Sunday, February 09, 2014


Wednesday, June 19, 2013

Following primary elections held in Bulawayo over the weekend, allegations have surfaced about a plan to prevent white MDC-T members from making it past the internal selection process.

Sources close to the process reported 'serious vote rigging' in the Bulawayo Central Constituency, where party heavy weight Dorcas Sibanda, was pitted against Nicola Watson (Watson lost the primary election). Watson and Eddie Cross are the only two white people in the MDC-T Bulawayo structures, occupying the position of provincial treasurer and policy director respectively. Bulawayo-based SW Africa correspondent Lionel Saungweme said there are indications that people from outside the constituency were brought in to vote in order to prevent a possible Watson victory.

Saungweme said this was not the first time that allegations of racism have been raised within the Bulawayo province. Watson had quit the united MDC citing racial discrimination, before being invited back by the MDC-T.

"Leading up to the primary election supporters of Dorcas Sibanda, led by Sethekeli Moyo, told the state controlled Chronicle newspaper that they did not want white people occupying parliamentary positions.

"We do not want this white woman. She has been imposed by party leaders.These are the people that we fought to remove in the liberation struggle and the party is returning them," Sethekeli Moyo told the Chronicle.

Following the incessant racial taunts against Watson, Bulawayo deputy mayor Amen Mpofu convened a residents' meeting where he warned the party against making racist remarks, reports say.

"During the weekend primaries, Watson and her supporters were openly told to go and get their vote in England, by Sibanda's supporters," Saungweme said.

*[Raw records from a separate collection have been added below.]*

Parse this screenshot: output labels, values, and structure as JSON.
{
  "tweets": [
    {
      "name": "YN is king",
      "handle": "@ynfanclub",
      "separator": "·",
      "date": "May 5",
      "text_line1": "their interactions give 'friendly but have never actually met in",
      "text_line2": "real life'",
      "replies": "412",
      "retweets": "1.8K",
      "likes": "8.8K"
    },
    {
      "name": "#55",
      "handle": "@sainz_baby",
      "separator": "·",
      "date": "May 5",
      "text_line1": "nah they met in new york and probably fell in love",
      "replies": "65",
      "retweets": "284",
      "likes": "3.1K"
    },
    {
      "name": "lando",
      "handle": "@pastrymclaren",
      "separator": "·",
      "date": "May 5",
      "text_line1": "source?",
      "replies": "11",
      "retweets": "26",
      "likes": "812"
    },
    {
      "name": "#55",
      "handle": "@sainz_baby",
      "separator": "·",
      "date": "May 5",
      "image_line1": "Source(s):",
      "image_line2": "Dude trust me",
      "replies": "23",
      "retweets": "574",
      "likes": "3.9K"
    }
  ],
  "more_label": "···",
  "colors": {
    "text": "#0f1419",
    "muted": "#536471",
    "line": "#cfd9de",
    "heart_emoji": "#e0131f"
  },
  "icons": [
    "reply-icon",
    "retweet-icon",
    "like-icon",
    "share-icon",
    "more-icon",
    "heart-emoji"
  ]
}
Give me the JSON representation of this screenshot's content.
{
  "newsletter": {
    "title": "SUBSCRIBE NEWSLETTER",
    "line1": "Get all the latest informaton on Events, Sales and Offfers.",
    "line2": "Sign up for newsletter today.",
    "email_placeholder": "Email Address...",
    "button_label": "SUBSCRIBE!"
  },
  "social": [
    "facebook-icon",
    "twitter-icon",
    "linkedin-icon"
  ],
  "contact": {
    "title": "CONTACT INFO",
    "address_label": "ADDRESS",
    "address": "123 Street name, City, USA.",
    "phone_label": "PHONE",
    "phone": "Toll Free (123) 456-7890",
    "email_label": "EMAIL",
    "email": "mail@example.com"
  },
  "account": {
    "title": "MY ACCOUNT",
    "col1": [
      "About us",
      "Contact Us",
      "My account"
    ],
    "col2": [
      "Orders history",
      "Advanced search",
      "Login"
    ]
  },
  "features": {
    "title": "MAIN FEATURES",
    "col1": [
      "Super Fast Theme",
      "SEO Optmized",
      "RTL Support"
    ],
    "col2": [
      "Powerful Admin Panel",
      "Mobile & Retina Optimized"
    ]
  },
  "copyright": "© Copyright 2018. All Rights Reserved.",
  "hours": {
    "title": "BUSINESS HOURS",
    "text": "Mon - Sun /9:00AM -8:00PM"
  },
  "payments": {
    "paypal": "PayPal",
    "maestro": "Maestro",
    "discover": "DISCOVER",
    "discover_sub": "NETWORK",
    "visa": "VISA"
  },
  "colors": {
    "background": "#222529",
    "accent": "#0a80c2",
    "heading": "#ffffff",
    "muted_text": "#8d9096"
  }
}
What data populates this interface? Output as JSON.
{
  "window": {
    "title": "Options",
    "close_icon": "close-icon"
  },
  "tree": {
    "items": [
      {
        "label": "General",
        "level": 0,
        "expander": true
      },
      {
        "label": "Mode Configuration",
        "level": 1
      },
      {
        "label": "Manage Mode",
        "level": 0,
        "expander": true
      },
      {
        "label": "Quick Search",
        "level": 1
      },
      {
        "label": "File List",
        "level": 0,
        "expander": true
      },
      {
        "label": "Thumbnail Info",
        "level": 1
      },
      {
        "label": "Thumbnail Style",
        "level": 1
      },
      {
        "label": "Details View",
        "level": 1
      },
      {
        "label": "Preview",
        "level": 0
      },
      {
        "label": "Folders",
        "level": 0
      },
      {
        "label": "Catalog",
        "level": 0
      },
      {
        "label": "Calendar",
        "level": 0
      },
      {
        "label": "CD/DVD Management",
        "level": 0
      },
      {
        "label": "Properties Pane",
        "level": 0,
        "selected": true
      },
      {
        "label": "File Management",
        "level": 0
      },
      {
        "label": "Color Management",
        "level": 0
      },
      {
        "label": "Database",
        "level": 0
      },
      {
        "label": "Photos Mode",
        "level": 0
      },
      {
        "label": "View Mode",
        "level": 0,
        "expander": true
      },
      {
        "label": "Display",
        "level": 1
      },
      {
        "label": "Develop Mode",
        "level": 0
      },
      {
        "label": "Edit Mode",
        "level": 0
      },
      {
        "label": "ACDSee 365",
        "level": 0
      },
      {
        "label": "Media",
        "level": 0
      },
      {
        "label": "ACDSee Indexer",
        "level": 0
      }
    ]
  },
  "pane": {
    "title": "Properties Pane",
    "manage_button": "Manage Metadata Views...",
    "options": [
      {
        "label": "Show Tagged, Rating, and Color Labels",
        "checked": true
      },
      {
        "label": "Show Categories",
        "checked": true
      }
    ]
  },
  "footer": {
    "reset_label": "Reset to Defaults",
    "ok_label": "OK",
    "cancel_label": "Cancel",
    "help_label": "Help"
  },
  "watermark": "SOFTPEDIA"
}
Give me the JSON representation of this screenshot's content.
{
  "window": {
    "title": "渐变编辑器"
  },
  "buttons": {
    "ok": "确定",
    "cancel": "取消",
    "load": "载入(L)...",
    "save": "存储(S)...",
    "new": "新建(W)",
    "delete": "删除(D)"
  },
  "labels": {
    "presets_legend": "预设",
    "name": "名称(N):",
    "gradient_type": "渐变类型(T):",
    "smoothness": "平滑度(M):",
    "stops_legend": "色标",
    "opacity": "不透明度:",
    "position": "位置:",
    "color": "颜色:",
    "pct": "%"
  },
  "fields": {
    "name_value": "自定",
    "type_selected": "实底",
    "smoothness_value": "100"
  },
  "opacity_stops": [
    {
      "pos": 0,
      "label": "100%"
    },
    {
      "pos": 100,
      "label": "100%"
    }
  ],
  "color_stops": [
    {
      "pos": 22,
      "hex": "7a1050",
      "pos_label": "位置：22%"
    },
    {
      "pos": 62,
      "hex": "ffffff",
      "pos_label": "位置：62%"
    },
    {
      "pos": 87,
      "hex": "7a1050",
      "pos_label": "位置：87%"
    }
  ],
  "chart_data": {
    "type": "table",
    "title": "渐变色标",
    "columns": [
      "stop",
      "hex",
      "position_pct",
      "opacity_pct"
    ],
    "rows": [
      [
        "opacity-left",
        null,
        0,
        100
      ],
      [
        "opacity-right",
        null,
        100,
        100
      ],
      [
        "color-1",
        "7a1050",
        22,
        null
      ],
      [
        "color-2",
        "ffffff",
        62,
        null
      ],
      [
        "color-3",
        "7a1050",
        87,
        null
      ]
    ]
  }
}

But when the media campaign against Watson started in early June, MDC-T national spokesperson Douglas Mwonzora disowned the group that stormed the Chronicle offices to denounce her."They are not from our party. I have spoken to Honourable Sibanda and she says none of her supporters went to the Chronicle. It is also not true that the party is trying to push her out from her seat. She has not lost it yet as she might win the primary election," Mwonzora told the state media.

It has also emerged that another white person, Mike Carter, had put his name forward expressing a wish to stand for a senatorial seat but was disappointed to find that his name had been removed from that particular list and added to that of council candidates.